# AASI Research Project (Level 2)



## Guest (Jan 26, 2010)

I plan to take my Level 2 certification next season and am preparing myself with the research project in the meantime.

I came across a question that asked how does the following influence twist, tilt, pivot and pressure distribution:

1) width stance
2) angles
3) longitudinal placement (what is this - setback?)
4) forward-lean

Can anyone help?

I taught for 2 seasons on a part-time basis but am taking this winter off. I plan to return to teaching next year and so, meanwhile, decides to refresh myself with the technical aspect of snowboarding.

Thanks for helping.


----------



## jlm1976 (Feb 26, 2009)

The trick to answering that question is thinking about how those various stance settings effect your ability to move your body to make the board do the each of those things.

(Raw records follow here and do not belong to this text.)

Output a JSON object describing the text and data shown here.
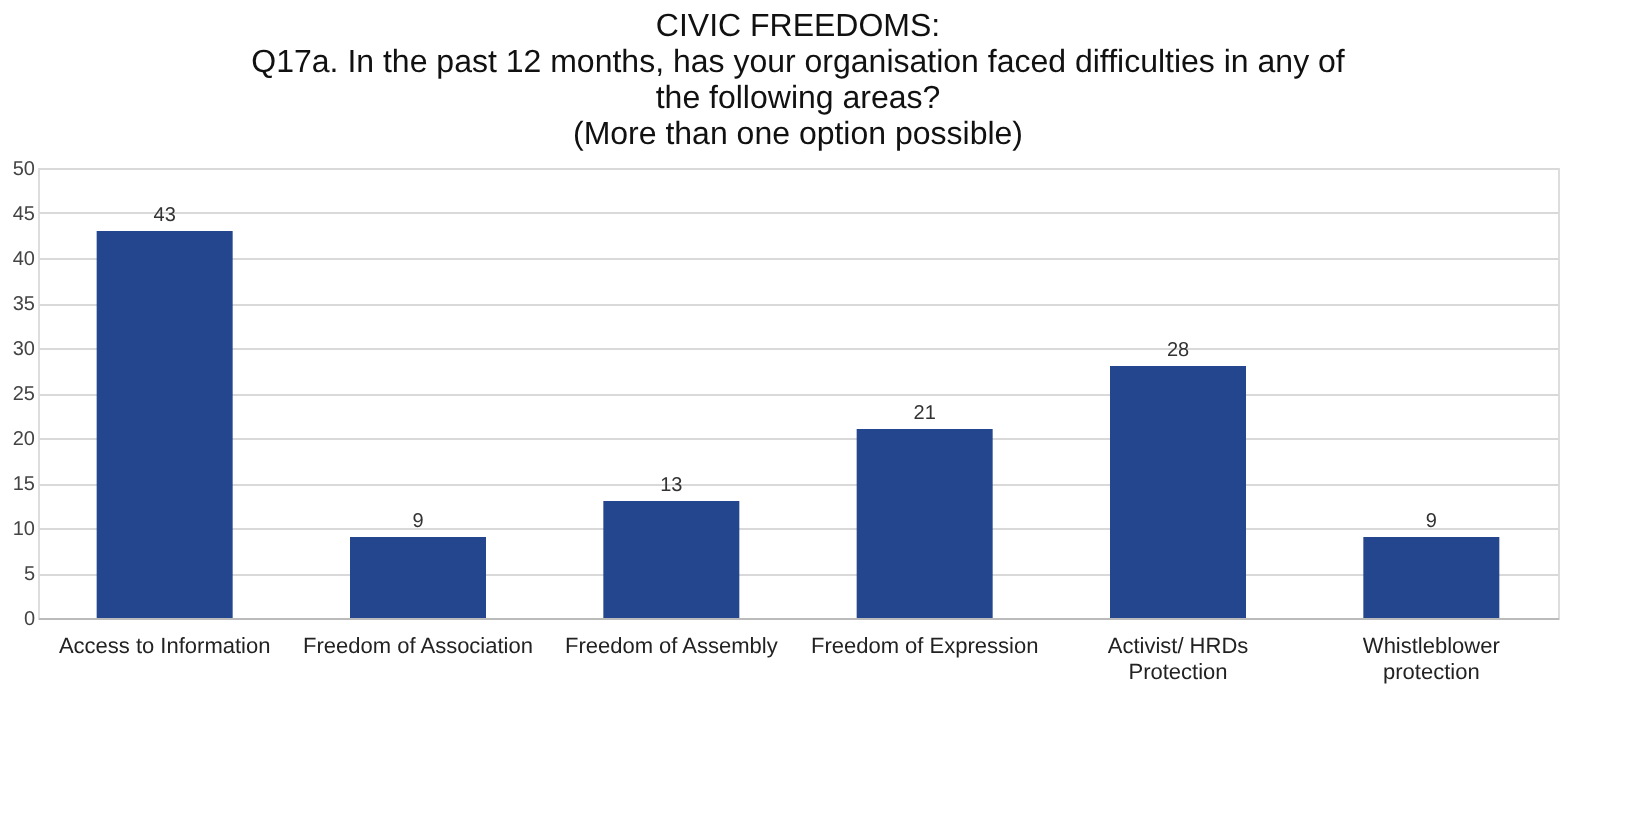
{
  "chart_data": {
    "type": "bar",
    "title": "CIVIC FREEDOMS:",
    "subtitle": "Q17a. In the past 12 months, has your organisation faced difficulties in any of the following areas?\n(More than one option possible)",
    "categories": [
      "Access to Information",
      "Freedom of Association",
      "Freedom of Assembly",
      "Freedom of Expression",
      "Activist/ HRDs Protection",
      "Whistleblower protection"
    ],
    "values": [
      43,
      9,
      13,
      21,
      28,
      9
    ],
    "color": "#24468f",
    "ylim": [
      0,
      50
    ],
    "yticks": [
      0,
      5,
      10,
      15,
      20,
      25,
      30,
      35,
      40,
      45,
      50
    ],
    "grid": "y",
    "data_labels": true
  }
}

Think about what would happen if you set each of those stance settings to the max and min while keeping the rest how you normally ride. 

For example, take stance width and pressure distribution. Set the stance width too wide and it's going to limit your range of motion in your knees and hips. This is going limit how much you can move your weight toward the tip or tail on the board. Doing the opposite, setting it really narrow is again going to inhibit how far you can move your weight towards the tip and tail for the same reason. 

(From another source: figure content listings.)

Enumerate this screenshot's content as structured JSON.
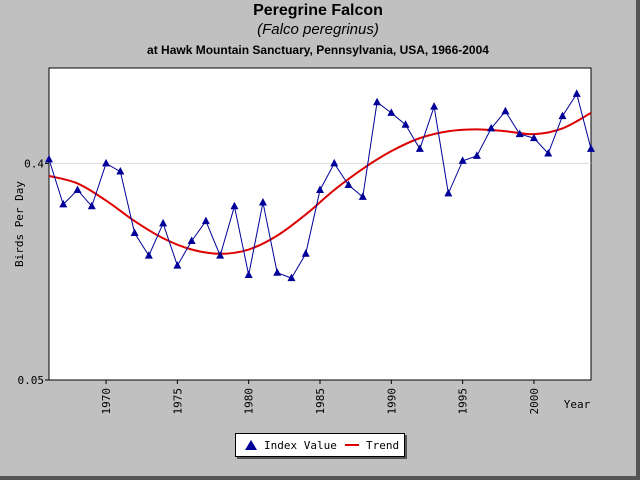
{
  "chart_data": {
    "type": "line",
    "title": "Peregrine Falcon",
    "subtitle": "(Falco peregrinus)",
    "subtitle2": "at Hawk Mountain Sanctuary, Pennsylvania, USA, 1966-2004",
    "xlabel": "Year",
    "ylabel": "Birds Per Day",
    "xlim": [
      1966,
      2004
    ],
    "ylim": [
      0.05,
      1.0
    ],
    "yscale": "log",
    "xticks": [
      1970,
      1975,
      1980,
      1985,
      1990,
      1995,
      2000
    ],
    "yticks": [
      0.05,
      0.4
    ],
    "grid": "horizontal",
    "legend_position": "bottom",
    "colors": {
      "index": "#000099",
      "trend": "#dd0000"
    },
    "series": [
      {
        "name": "Index Value",
        "marker": "triangle",
        "x": [
          1966,
          1967,
          1968,
          1969,
          1970,
          1971,
          1972,
          1973,
          1974,
          1975,
          1976,
          1977,
          1978,
          1979,
          1980,
          1981,
          1982,
          1983,
          1984,
          1985,
          1986,
          1987,
          1988,
          1989,
          1990,
          1991,
          1992,
          1993,
          1994,
          1995,
          1996,
          1997,
          1998,
          1999,
          2000,
          2001,
          2002,
          2003,
          2004
        ],
        "y": [
          0.416,
          0.27,
          0.31,
          0.265,
          0.4,
          0.37,
          0.205,
          0.165,
          0.225,
          0.15,
          0.19,
          0.23,
          0.165,
          0.265,
          0.137,
          0.275,
          0.14,
          0.133,
          0.168,
          0.31,
          0.4,
          0.325,
          0.29,
          0.72,
          0.65,
          0.58,
          0.46,
          0.69,
          0.3,
          0.41,
          0.43,
          0.56,
          0.66,
          0.53,
          0.51,
          0.44,
          0.63,
          0.78,
          0.46
        ]
      },
      {
        "name": "Trend",
        "x": [
          1966,
          1968,
          1970,
          1972,
          1974,
          1976,
          1978,
          1980,
          1982,
          1984,
          1986,
          1988,
          1990,
          1992,
          1994,
          1996,
          1998,
          2000,
          2002,
          2004
        ],
        "y": [
          0.355,
          0.33,
          0.28,
          0.23,
          0.195,
          0.175,
          0.168,
          0.175,
          0.2,
          0.245,
          0.31,
          0.38,
          0.45,
          0.51,
          0.545,
          0.555,
          0.545,
          0.53,
          0.56,
          0.65
        ]
      }
    ]
  }
}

Congrats on going for your level II(and thinking ahead, so few instructors do). This question will help you a ton with your pro-knowledge(at least in AASI-East, where I am). Out here, a big part of it is understanding how all the different ways we move our bodies affect the board(IE what are all the ways we can make the board tilt, twist, pivot, and bend and what are the pluses and minuses of each way). What division are you in? 
Also, have you tried posting this on the AASI forums at the national website? That is a great resource..


----------



## Guest (Jan 27, 2010)

michelle, with respect, you're not going to pass level ii by having others do your homework.

what's your answer to the question?

alasdair


----------



## Guest (Jan 27, 2010)

Hi Jlm1976, that is exactly the approach I am taking to answer the question. For each part, I intend to answer it with the effects caused by the 2 extremes, for example, a wide stance and a narrow stance, and then the ideal or the most efficient stance width for an individual.

I will be riding at Brian Head tomorrow and will be experimenting with each of the 4 parts required in the question. 

It will be a tiring day. There is a lot of removing and installing to be done with my bindings.

Thanks for helping.


----------



## jlm1976 (Feb 26, 2009)

*Good luck*

Good Luck Michelle...playing with all of this stuff on snow is a great way to get it all sorted out! I'm curious to hear what you find out! 
James


----------